Pelatihan ini diselenggarakan sebagai bentuk respons terhadap berbagai tantangan kompleks yang masih dihadapi perempuan penyandang disabilitas, mulai dari diskriminasi berbasis gender, norma sosial patriarkis, hingga minimnya ruang partisipasi dalam kepemimpinan dan pengambilan keputusan.
Direktur SAPDA, Nurul Sa’adah Andriani, dalam sambutannya menyebutkan, “Kegiatan ini adalah bagian dari proses SAPDA mendorong pengembangan organisasi disabilitas dan menjadikan perempuan muda disabilitas sebagai pemimpin yang mampu memimpin gerakan di level nasional dan internasional. SAPDA akan menjadi teman dalam proses pengembangan perempuan disabilitas muda dengan memberikan ruang untuk terlibat dan belajar secara langsung dari komunitas yang beragam.”

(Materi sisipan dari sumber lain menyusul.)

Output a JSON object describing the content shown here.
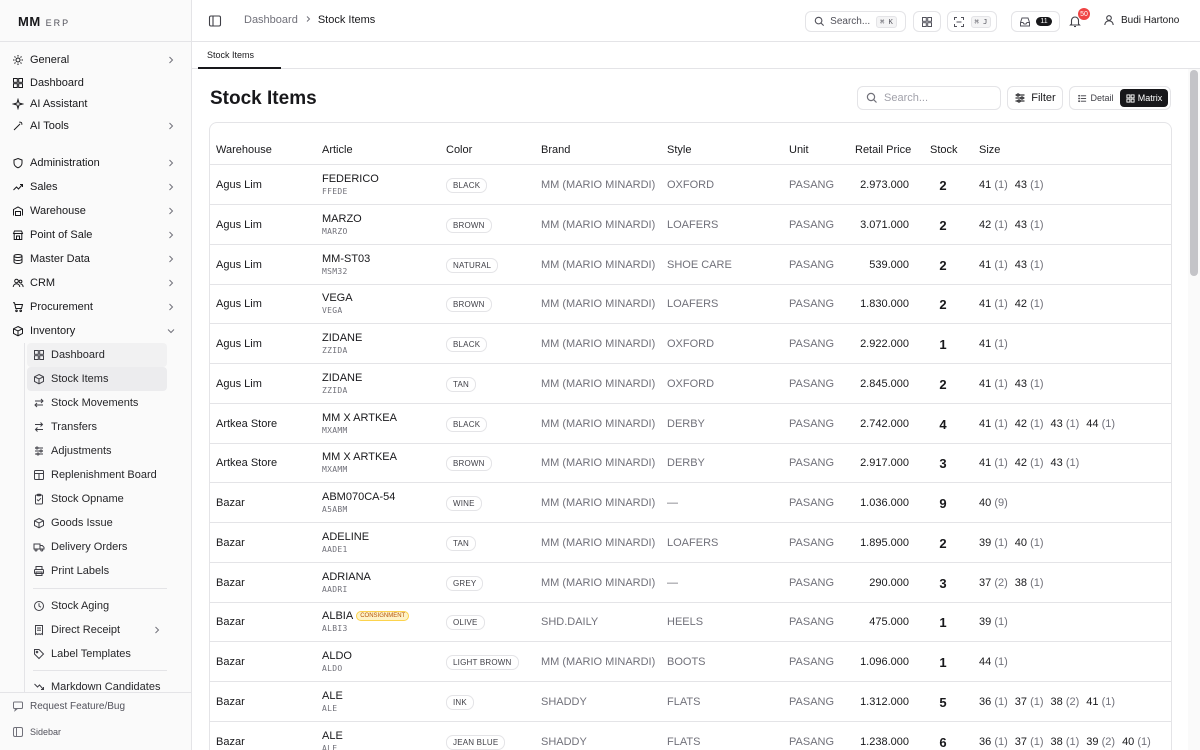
{
  "app": {
    "logo_main": "MM",
    "logo_sub": "ERP"
  },
  "sidebar": {
    "top_items": [
      {
        "label": "General",
        "icon": "settings-icon"
      },
      {
        "label": "Dashboard",
        "icon": "layout-grid-icon"
      },
      {
        "label": "AI Assistant",
        "icon": "sparkle-icon"
      },
      {
        "label": "AI Tools",
        "icon": "wand-icon"
      }
    ],
    "modules": [
      {
        "label": "Administration",
        "icon": "shield-icon"
      },
      {
        "label": "Sales",
        "icon": "trending-up-icon"
      },
      {
        "label": "Warehouse",
        "icon": "warehouse-icon"
      },
      {
        "label": "Point of Sale",
        "icon": "store-icon"
      },
      {
        "label": "Master Data",
        "icon": "database-icon"
      },
      {
        "label": "CRM",
        "icon": "users-icon"
      },
      {
        "label": "Procurement",
        "icon": "cart-icon"
      },
      {
        "label": "Inventory",
        "icon": "package-icon"
      }
    ],
    "inventory_sub": [
      {
        "label": "Dashboard",
        "icon": "layout-grid-icon"
      },
      {
        "label": "Stock Items",
        "icon": "package-icon"
      },
      {
        "label": "Stock Movements",
        "icon": "arrows-icon"
      },
      {
        "label": "Transfers",
        "icon": "transfer-icon"
      },
      {
        "label": "Adjustments",
        "icon": "sliders-icon"
      },
      {
        "label": "Replenishment Board",
        "icon": "board-icon"
      },
      {
        "label": "Stock Opname",
        "icon": "clipboard-icon"
      },
      {
        "label": "Goods Issue",
        "icon": "box-icon"
      },
      {
        "label": "Delivery Orders",
        "icon": "truck-icon"
      },
      {
        "label": "Print Labels",
        "icon": "printer-icon"
      },
      {
        "label": "Stock Aging",
        "icon": "clock-icon"
      },
      {
        "label": "Direct Receipt",
        "icon": "receipt-icon"
      },
      {
        "label": "Label Templates",
        "icon": "tag-icon"
      },
      {
        "label": "Markdown Candidates",
        "icon": "trending-down-icon"
      }
    ],
    "footer": {
      "request": "Request Feature/Bug",
      "sidebar": "Sidebar"
    }
  },
  "header": {
    "breadcrumb": {
      "parent": "Dashboard",
      "current": "Stock Items"
    },
    "search_label": "Search...",
    "search_kbd": "⌘ K",
    "scan_kbd": "⌘ J",
    "inbox_count": "11",
    "notification_count": "50",
    "user_name": "Budi Hartono"
  },
  "tabs": [
    {
      "label": "Stock Items"
    }
  ],
  "main": {
    "title": "Stock Items",
    "search_placeholder": "Search...",
    "filter_label": "Filter",
    "view_detail": "Detail",
    "view_matrix": "Matrix"
  },
  "table": {
    "columns": {
      "warehouse": "Warehouse",
      "article": "Article",
      "color": "Color",
      "brand": "Brand",
      "style": "Style",
      "unit": "Unit",
      "price": "Retail Price",
      "stock": "Stock",
      "size": "Size"
    },
    "rows": [
      {
        "warehouse": "Agus Lim",
        "article": "FEDERICO",
        "code": "FFEDE",
        "badge": "",
        "color": "BLACK",
        "brand": "MM (MARIO MINARDI)",
        "style": "OXFORD",
        "unit": "PASANG",
        "price": "2.973.000",
        "stock": "2",
        "sizes": [
          {
            "s": "41",
            "q": "(1)"
          },
          {
            "s": "43",
            "q": "(1)"
          }
        ]
      },
      {
        "warehouse": "Agus Lim",
        "article": "MARZO",
        "code": "MARZO",
        "badge": "",
        "color": "BROWN",
        "brand": "MM (MARIO MINARDI)",
        "style": "LOAFERS",
        "unit": "PASANG",
        "price": "3.071.000",
        "stock": "2",
        "sizes": [
          {
            "s": "42",
            "q": "(1)"
          },
          {
            "s": "43",
            "q": "(1)"
          }
        ]
      },
      {
        "warehouse": "Agus Lim",
        "article": "MM-ST03",
        "code": "MSM32",
        "badge": "",
        "color": "NATURAL",
        "brand": "MM (MARIO MINARDI)",
        "style": "SHOE CARE",
        "unit": "PASANG",
        "price": "539.000",
        "stock": "2",
        "sizes": [
          {
            "s": "41",
            "q": "(1)"
          },
          {
            "s": "43",
            "q": "(1)"
          }
        ]
      },
      {
        "warehouse": "Agus Lim",
        "article": "VEGA",
        "code": "VEGA",
        "badge": "",
        "color": "BROWN",
        "brand": "MM (MARIO MINARDI)",
        "style": "LOAFERS",
        "unit": "PASANG",
        "price": "1.830.000",
        "stock": "2",
        "sizes": [
          {
            "s": "41",
            "q": "(1)"
          },
          {
            "s": "42",
            "q": "(1)"
          }
        ]
      },
      {
        "warehouse": "Agus Lim",
        "article": "ZIDANE",
        "code": "ZZIDA",
        "badge": "",
        "color": "BLACK",
        "brand": "MM (MARIO MINARDI)",
        "style": "OXFORD",
        "unit": "PASANG",
        "price": "2.922.000",
        "stock": "1",
        "sizes": [
          {
            "s": "41",
            "q": "(1)"
          }
        ]
      },
      {
        "warehouse": "Agus Lim",
        "article": "ZIDANE",
        "code": "ZZIDA",
        "badge": "",
        "color": "TAN",
        "brand": "MM (MARIO MINARDI)",
        "style": "OXFORD",
        "unit": "PASANG",
        "price": "2.845.000",
        "stock": "2",
        "sizes": [
          {
            "s": "41",
            "q": "(1)"
          },
          {
            "s": "43",
            "q": "(1)"
          }
        ]
      },
      {
        "warehouse": "Artkea Store",
        "article": "MM X ARTKEA",
        "code": "MXAMM",
        "badge": "",
        "color": "BLACK",
        "brand": "MM (MARIO MINARDI)",
        "style": "DERBY",
        "unit": "PASANG",
        "price": "2.742.000",
        "stock": "4",
        "sizes": [
          {
            "s": "41",
            "q": "(1)"
          },
          {
            "s": "42",
            "q": "(1)"
          },
          {
            "s": "43",
            "q": "(1)"
          },
          {
            "s": "44",
            "q": "(1)"
          }
        ]
      },
      {
        "warehouse": "Artkea Store",
        "article": "MM X ARTKEA",
        "code": "MXAMM",
        "badge": "",
        "color": "BROWN",
        "brand": "MM (MARIO MINARDI)",
        "style": "DERBY",
        "unit": "PASANG",
        "price": "2.917.000",
        "stock": "3",
        "sizes": [
          {
            "s": "41",
            "q": "(1)"
          },
          {
            "s": "42",
            "q": "(1)"
          },
          {
            "s": "43",
            "q": "(1)"
          }
        ]
      },
      {
        "warehouse": "Bazar",
        "article": "ABM070CA-54",
        "code": "A5ABM",
        "badge": "",
        "color": "WINE",
        "brand": "MM (MARIO MINARDI)",
        "style": "—",
        "unit": "PASANG",
        "price": "1.036.000",
        "stock": "9",
        "sizes": [
          {
            "s": "40",
            "q": "(9)"
          }
        ]
      },
      {
        "warehouse": "Bazar",
        "article": "ADELINE",
        "code": "AADE1",
        "badge": "",
        "color": "TAN",
        "brand": "MM (MARIO MINARDI)",
        "style": "LOAFERS",
        "unit": "PASANG",
        "price": "1.895.000",
        "stock": "2",
        "sizes": [
          {
            "s": "39",
            "q": "(1)"
          },
          {
            "s": "40",
            "q": "(1)"
          }
        ]
      },
      {
        "warehouse": "Bazar",
        "article": "ADRIANA",
        "code": "AADRI",
        "badge": "",
        "color": "GREY",
        "brand": "MM (MARIO MINARDI)",
        "style": "—",
        "unit": "PASANG",
        "price": "290.000",
        "stock": "3",
        "sizes": [
          {
            "s": "37",
            "q": "(2)"
          },
          {
            "s": "38",
            "q": "(1)"
          }
        ]
      },
      {
        "warehouse": "Bazar",
        "article": "ALBIA",
        "code": "ALBI3",
        "badge": "CONSIGNMENT",
        "color": "OLIVE",
        "brand": "SHD.DAILY",
        "style": "HEELS",
        "unit": "PASANG",
        "price": "475.000",
        "stock": "1",
        "sizes": [
          {
            "s": "39",
            "q": "(1)"
          }
        ]
      },
      {
        "warehouse": "Bazar",
        "article": "ALDO",
        "code": "ALDO",
        "badge": "",
        "color": "LIGHT BROWN",
        "brand": "MM (MARIO MINARDI)",
        "style": "BOOTS",
        "unit": "PASANG",
        "price": "1.096.000",
        "stock": "1",
        "sizes": [
          {
            "s": "44",
            "q": "(1)"
          }
        ]
      },
      {
        "warehouse": "Bazar",
        "article": "ALE",
        "code": "ALE",
        "badge": "",
        "color": "INK",
        "brand": "SHADDY",
        "style": "FLATS",
        "unit": "PASANG",
        "price": "1.312.000",
        "stock": "5",
        "sizes": [
          {
            "s": "36",
            "q": "(1)"
          },
          {
            "s": "37",
            "q": "(1)"
          },
          {
            "s": "38",
            "q": "(2)"
          },
          {
            "s": "41",
            "q": "(1)"
          }
        ]
      },
      {
        "warehouse": "Bazar",
        "article": "ALE",
        "code": "ALE",
        "badge": "",
        "color": "JEAN BLUE",
        "brand": "SHADDY",
        "style": "FLATS",
        "unit": "PASANG",
        "price": "1.238.000",
        "stock": "6",
        "sizes": [
          {
            "s": "36",
            "q": "(1)"
          },
          {
            "s": "37",
            "q": "(1)"
          },
          {
            "s": "38",
            "q": "(1)"
          },
          {
            "s": "39",
            "q": "(2)"
          },
          {
            "s": "40",
            "q": "(1)"
          }
        ]
      }
    ]
  },
  "colors": {
    "accent": "#18181b",
    "badge_red": "#ef4444",
    "border": "#e4e4e7",
    "muted": "#71717a"
  }
}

Selama empat hari, peserta dari empat kabupaten–Majalengka, Malang, Sukoharjo, dan Yogyakarta–mendapatkan berbagai materi pelatihan yang mendorong penguatan kapasitas perempuan disabilitas agar mampu menjadi aktor perubahan sosial yang berperspektif kritis, inklusif, dan feminis.

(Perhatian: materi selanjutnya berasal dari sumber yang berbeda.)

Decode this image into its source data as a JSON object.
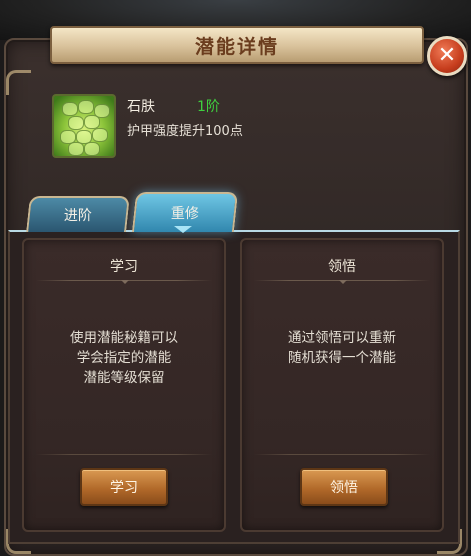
{
  "dialog": {
    "title": "潜能详情"
  },
  "skill": {
    "name": "石肤",
    "level": "1阶",
    "description": "护甲强度提升100点"
  },
  "tabs": [
    {
      "label": "进阶",
      "active": false
    },
    {
      "label": "重修",
      "active": true
    }
  ],
  "cards": {
    "learn": {
      "title": "学习",
      "text": "使用潜能秘籍可以\n学会指定的潜能\n潜能等级保留",
      "button": "学习"
    },
    "comprehend": {
      "title": "领悟",
      "text": "通过领悟可以重新\n随机获得一个潜能",
      "button": "领悟"
    }
  },
  "colors": {
    "level_green": "#3fcf3f",
    "title_brown": "#6b3d1e",
    "tab_active": "#3187ae",
    "button_orange": "#b26a2a",
    "close_red": "#c63d1d"
  },
  "icons": {
    "close": "close-icon",
    "skill": "stone-skin-icon"
  }
}
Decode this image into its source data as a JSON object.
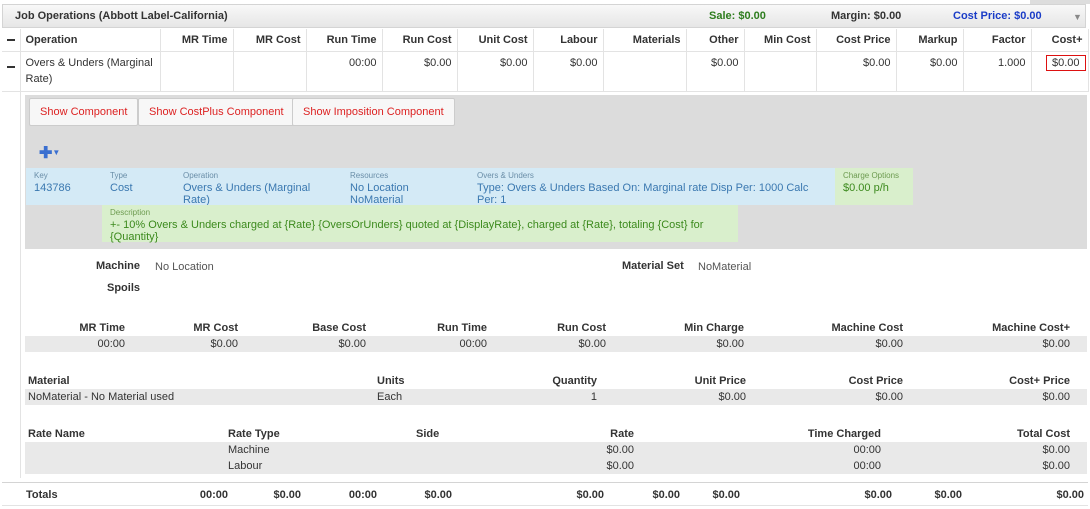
{
  "header": {
    "title": "Job Operations (Abbott Label-California)",
    "sale": "Sale: $0.00",
    "margin": "Margin: $0.00",
    "cost_price": "Cost Price: $0.00"
  },
  "grid": {
    "columns": [
      "Operation",
      "MR Time",
      "MR Cost",
      "Run Time",
      "Run Cost",
      "Unit Cost",
      "Labour",
      "Materials",
      "Other",
      "Min Cost",
      "Cost Price",
      "Markup",
      "Factor",
      "Cost+"
    ],
    "row": {
      "operation": "Overs & Unders (Marginal Rate)",
      "mr_time": "",
      "mr_cost": "",
      "run_time": "00:00",
      "run_cost": "$0.00",
      "unit_cost": "$0.00",
      "labour": "$0.00",
      "materials": "",
      "other": "$0.00",
      "min_cost": "",
      "cost_price": "$0.00",
      "markup": "$0.00",
      "factor": "1.000",
      "cost_plus": "$0.00"
    }
  },
  "component_buttons": {
    "show_component": "Show Component",
    "show_costplus": "Show CostPlus Component",
    "show_imposition": "Show Imposition Component"
  },
  "component": {
    "key_label": "Key",
    "key": "143786",
    "type_label": "Type",
    "type": "Cost",
    "operation_label": "Operation",
    "operation": "Overs & Unders (Marginal Rate)",
    "resources_label": "Resources",
    "resources": "No Location NoMaterial",
    "overs_label": "Overs & Unders",
    "overs": "Type: Overs & Unders Based On: Marginal rate Disp Per: 1000 Calc Per: 1",
    "charge_label": "Charge Options",
    "charge": "$0.00 p/h",
    "description_label": "Description",
    "description": "+- 10% Overs & Unders charged at {Rate} {OversOrUnders} quoted at {DisplayRate}, charged at {Rate}, totaling {Cost} for {Quantity}"
  },
  "machine": {
    "machine_label": "Machine",
    "machine": "No Location",
    "spoils_label": "Spoils",
    "material_set_label": "Material Set",
    "material_set": "NoMaterial"
  },
  "costs_table": {
    "headers": [
      "MR Time",
      "MR Cost",
      "Base Cost",
      "Run Time",
      "Run Cost",
      "Min Charge",
      "Machine Cost",
      "Machine Cost+"
    ],
    "values": [
      "00:00",
      "$0.00",
      "$0.00",
      "00:00",
      "$0.00",
      "$0.00",
      "$0.00",
      "$0.00"
    ]
  },
  "material_table": {
    "headers": [
      "Material",
      "Units",
      "Quantity",
      "Unit Price",
      "Cost Price",
      "Cost+ Price"
    ],
    "values": [
      "NoMaterial - No Material used",
      "Each",
      "1",
      "$0.00",
      "$0.00",
      "$0.00"
    ]
  },
  "rate_table": {
    "headers": [
      "Rate Name",
      "Rate Type",
      "Side",
      "Rate",
      "Time Charged",
      "Total Cost"
    ],
    "rows": [
      [
        "",
        "Machine",
        "",
        "$0.00",
        "00:00",
        "$0.00"
      ],
      [
        "",
        "Labour",
        "",
        "$0.00",
        "00:00",
        "$0.00"
      ]
    ]
  },
  "totals": {
    "label": "Totals",
    "mr_time": "00:00",
    "mr_cost": "$0.00",
    "run_time": "00:00",
    "run_cost": "$0.00",
    "labour": "$0.00",
    "materials": "$0.00",
    "other": "$0.00",
    "cost_price": "$0.00",
    "markup": "$0.00",
    "cost_plus": "$0.00"
  },
  "colors": {
    "sale": "#2e7d1e",
    "cost_price": "#1a3cc7",
    "button_text": "#d22222",
    "info_blue": "#d4eaf6",
    "info_green": "#d9efcc"
  }
}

Pelatihan dimulai dari sesi reflektif mengenai feminisme sebagai gagasan dasar untuk memahami relasi kuasa dan pengalaman perempuan disabilitas, disambung materi penting lainnya seperti Gender Disability Analysis Pathway (GDAP), kepemimpinan perempuan, serta stakeholders mapping dan policy mapping, untuk membantu mereka memahami aktor-aktor kunci dan kerangka kebijakan yang relevan dengan isu yang mereka perjuangkan.
Yang menarik, Theory of Change (ToC) digunakan sebagai kerangka isu dalam pelatihan ini. ToC merupakan sebuah pendekatan strategis yang membantu peserta memetakan hubungan antara tindakan, sasaran, dan hasil perubahan sosial yang diharapkan. Dengan menggunakan kerangka ini, peserta didorong untuk mampu menyusun gerakan yang dapat memperjuangkan kesetaraan, inklusivitas, dan hak-hak perempuan disabilitas di berbagai ruang sosial.
Adapun tindak lanjut dari pelatihan ini adalah peserta menyusun peta jalan perubahan berdasarkan analisis dan diskusi sebelumnya. Secara berkelompok, mereka merumuskan langkah-langkah strategis yang dapat diimplementasikan di komunitas masing-masing, hingga menyusun rencana pemagangan sebagai bagian dari penerapan hasil pelatihan secara langsung di lapangan.
“Ruang yang sedang kita bangun ini harapannya dapat menjadi laboratorium untuk belajar dan melihat dunia di luar isu disabilitas agar pemahaman, pengetahuan, dan relasi dapat semakin kaya,” kuat Nurul.
Harapannya, pelatihan ini dapat mendorong lahirnya perempuan disabilitas yang berjiwa pemimpin, sekaligus memiliki kemampuan kritis dan dapat merancang strategi perubahan yang berkelanjutan.